Introduction:
Post-transplant diabetes mellitus (PTDM) is a frequent metabolic complication of kidney transplantation and is associated with increased morbidity and mortality. PTDM is a known risk factor for developing Chronic renal allograft injury (CRAI) which has implications for graft and patient survival.

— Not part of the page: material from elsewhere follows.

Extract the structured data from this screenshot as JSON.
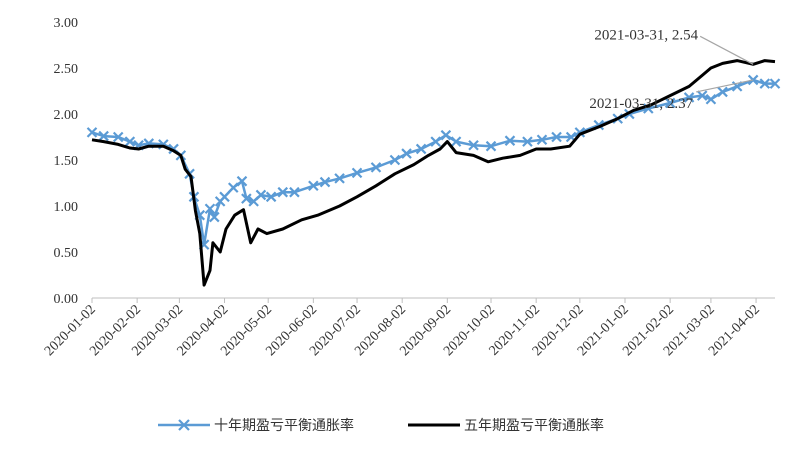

Aim: To study the prevalence, clinical profile, and renal graft, patient outcome in patients with post-transplant diabetes mellitus (PTDM) in renal transplants.
Methods:
A single-centre retrospective cohort study was conducted at a tertiary care centre in south India from Jan 2016 to June 2023. Adult patients without diabetes mellitus who underwent renal transplants during the study period were included. Patients with diabetes before renal transplant and multiple transplants were excluded.
Results:
Out of the 222 patients who underwent renal transplantation during the study period, 142 were included. There were 106 (74.6%) males in the study. Out of the total patients included, 90% had living donors. The prevalence of PTDM was 19% (27/142) with male preponderance. The mean age of patients in the PTDM group was 43.7±11.6years. Age >40 years (OR – 2.1, P = 0.04), deceased donors (OR – 6.3, P = 0.0024), family history of diabetes (OR – 10.5, P = 0.0016), induction therapy (OR – 1.75, P = 0.04) and prediabetes (OR – 4.9, P = 0.01) before transplant were identified as risk factors for PTDM. Patients with rejection episodes did not have a higher risk of PTDM. Tacrolimus trough level was not an independent risk factor for PTDM (p = 0.27). UTI episodes were more common in the PTDM group with increased frequency post-PTDM diagnosis. CMV infections were common 2/27 (7.4% vs 2.6%) in PTDM patients. In the PTDM group 10/27 (37%) patients had graft dysfunction and 1/27 had graft failure at 1 year follow-up.
Conclusions:
Our study has shown that 1 in 5 patients who underwent renal transplants develop PTDM in the south Indian population. Age >40 years, deceased donor, family history of diabetes, use of induction therapy, and prediabetic status before transplant were identified as independent risk factors for PTDM.
I have no potential conflict of interest to disclose.
I did not use generative AI and AI-assisted technologies in the writing process.